What’s old is new again.
Often, whilst browsing whisky shops online or in-person, I find myself with a bit of a conundrum: on one hand, I have the well-known, respected brands with their signature releases. I know that if I go for a bottle from one of these distilleries, I’ll have a satisfactory but familiar experience; they are like the roadmap of current whisky distillation, with signposts that explain the road for everyone else who’s just setting of on it. The other, less travelled road, often finds me looking at the curios – smaller releases, independent bottlings, and offbeat distilleries – and wondering whether among all these there are a few epoch defining gems: whiskies so good, it reinvigorates the familiar with the fire of discovery and excitement.
The same choice also occurs whenever I see distillers experimenting with unique cask finishes. I’m fully aware that the phrase ‘xxxx finish’ has now become another marketing tool for a lot of corner-cutting used to get away with selling inferior whisky. Sometimes there’ll be one that just will really get the pulses going, for example a Carn Mor Straihmill or the Penderyn Champenois finish. Stepping off the well-lit path has also led me to fail spectacularly; I’ve had my fair share of dud purchases and each time I swear off venturing into the unknown.
I felt this kind of dangerous curiosity when a bottle of Gouden Carolus Single Malt caught my eye. It was gathering dust on a shelf in a beer shop in the tiny Belgian town of Aalst. I wouldn’t pick up that bottle then; no, it would be another six months before I’d be asking a friend to pick it up and bring it to the U.K. as a favour when all my resolve had disappeared.
But, from that first moment, I was… intrigued. After all, Belgian beer is one of my favourite ways to while an evening away and their dedication to the craft has produced some of the most fascinating examples of various styles. I often say that if I had to choose just one beer for the rest of my days, it’d have to be ‘Orval’ – a beer so complex that after many, many bottles I still feel like I haven’t managed to succeed in experiencing all its nuances.

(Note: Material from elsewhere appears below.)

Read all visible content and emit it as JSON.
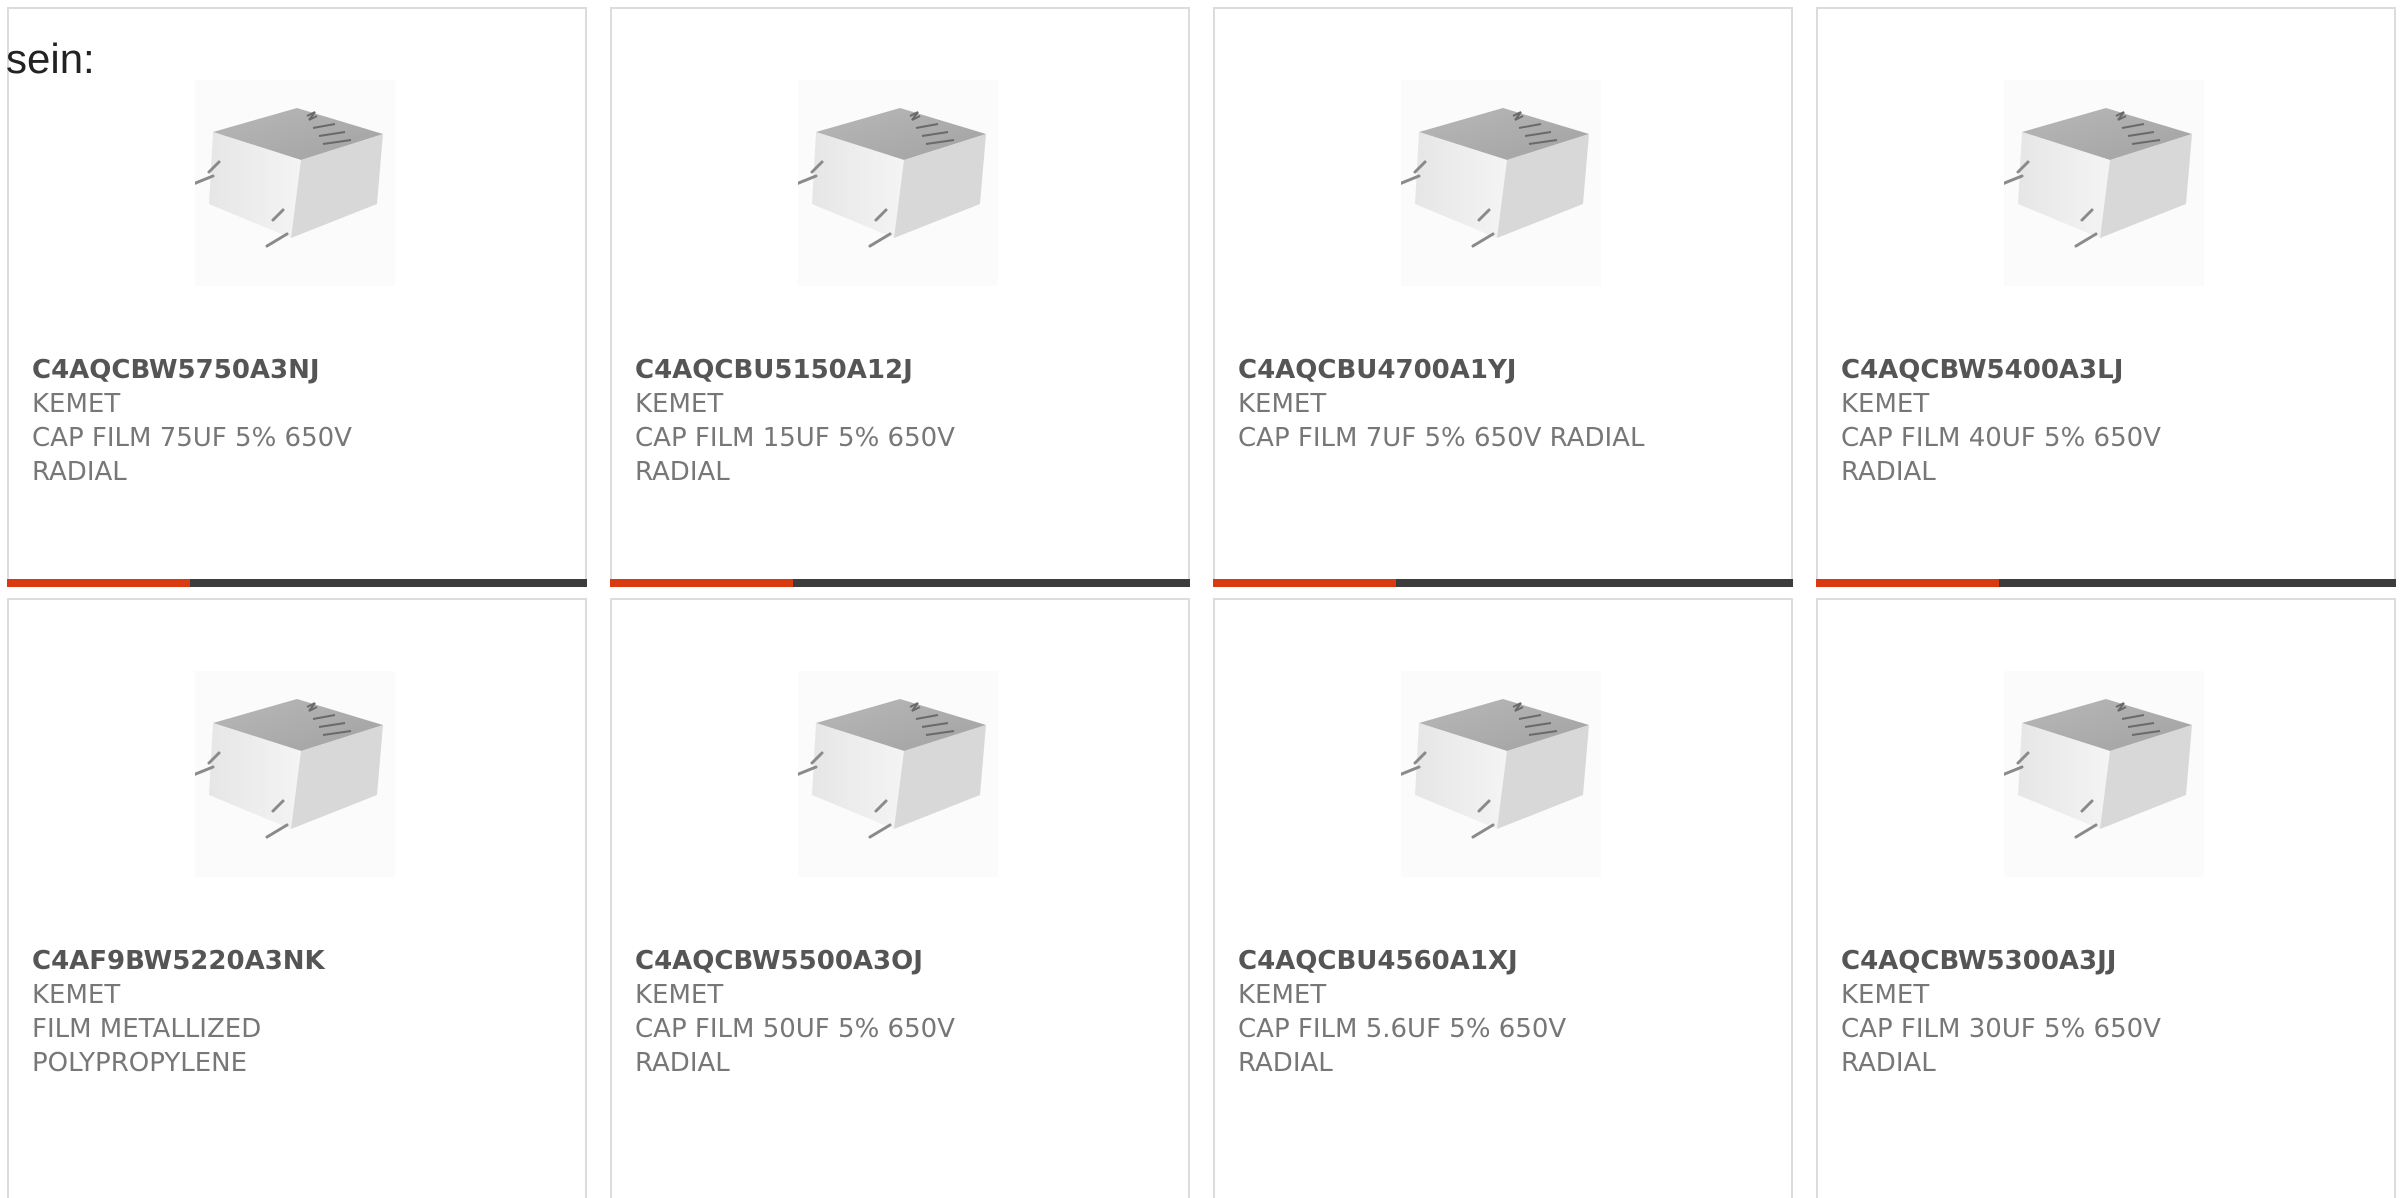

Gouden Carolus is one of the most respected beer brands to come out of Het Anker Brewery. This is a classic Flemish brewery founded all the way back in 1471, behind not only the ‘Gouden Carolus’ line of beers (which includes the beautiful and only-once-a-year Cuvee de Keizer and Gouden Carolus Christmas) but also Maneblusser beers. Unusually for such a well-established brewery, 2010 saw the family turn their 17th century farm into a distillery which produces not only the aforementioned single malt but also a line of sakes, some distillery exclusive spirits, and a Belgian Cream to rival a well-known big brand! It’s very gratifying to see established brands explore new territory and – despite hiccups – these experimentations can often lead to interesting new ranges of products, if done correctly.
Gouden Carolus Single Malt was the first liquid to emerge from the distillery using the same mash as the Gouden Carolus Tripel beer. According to the distillery, the use of hand-hammered copper pot stills are a first for Belgium. Following the distillation, the whisky is first aged in first-fill bourbon casks followed by a finishing period in unique Het Anker casks: oak casks reworked according to distillery specifications. The whisky is NAS and is bottled at a stonking 46%. It’s also won a fair number of awards and is luckily widely available for purchase for around £42.95 at the specialist retailers, meaning it remains accessible.
But how exactly does it drink?
Gouden Carolus Single Malt – Review
Color: Genuine gold, so much so that I find myself often calling the whisky Golden Carolus – an easy mistake to make.
On the nose: Initial burst of nail varnish and youthful exuberances slowly leaves its place to candied pears, boiled sweets and hints of vanilla; a sense of come hither-invitation, with promises to be kept. It has elements of light, floral perfume; light summer evening and beautiful dusks.
In the mouth: The vanilla intermingles with fruit compote, a little youthful perhaps but not uninteresting. Travelling through is that famous ‘Het Anker’ cask: it is not overpowering, but certainly lets you know that this whisky met some casks on its way to you. Its mellow nature causes you to want another sip; at the same time, it’s a bit too easy-going, a bit too ephemeral to make a huge impact. There’s a slight note of bitterness towards the end – no doubt a product of the Belgian Yeast used in the brewing – that really rounds off a pleasant package. Interestingly, the whisky does make a great companion to the Tripel from which it is derived; there are complimentary flavors that really pop, like the fruit element. Those who love pairing beers and whiskies as much as me will find it very rewarding to try.
Gouden Carolus Single Malt is an enjoyable whisky that is best suited to a warm evening. It is light but could easily stand a drop of water at its current ABV, though I do worry that some of those very distinct and gentle notes may be lost under those circumstances. Considering the reasonable price, it’s the kind of dram I’d have on my shelf regularly, as a relaxing companionship when the evening demands it.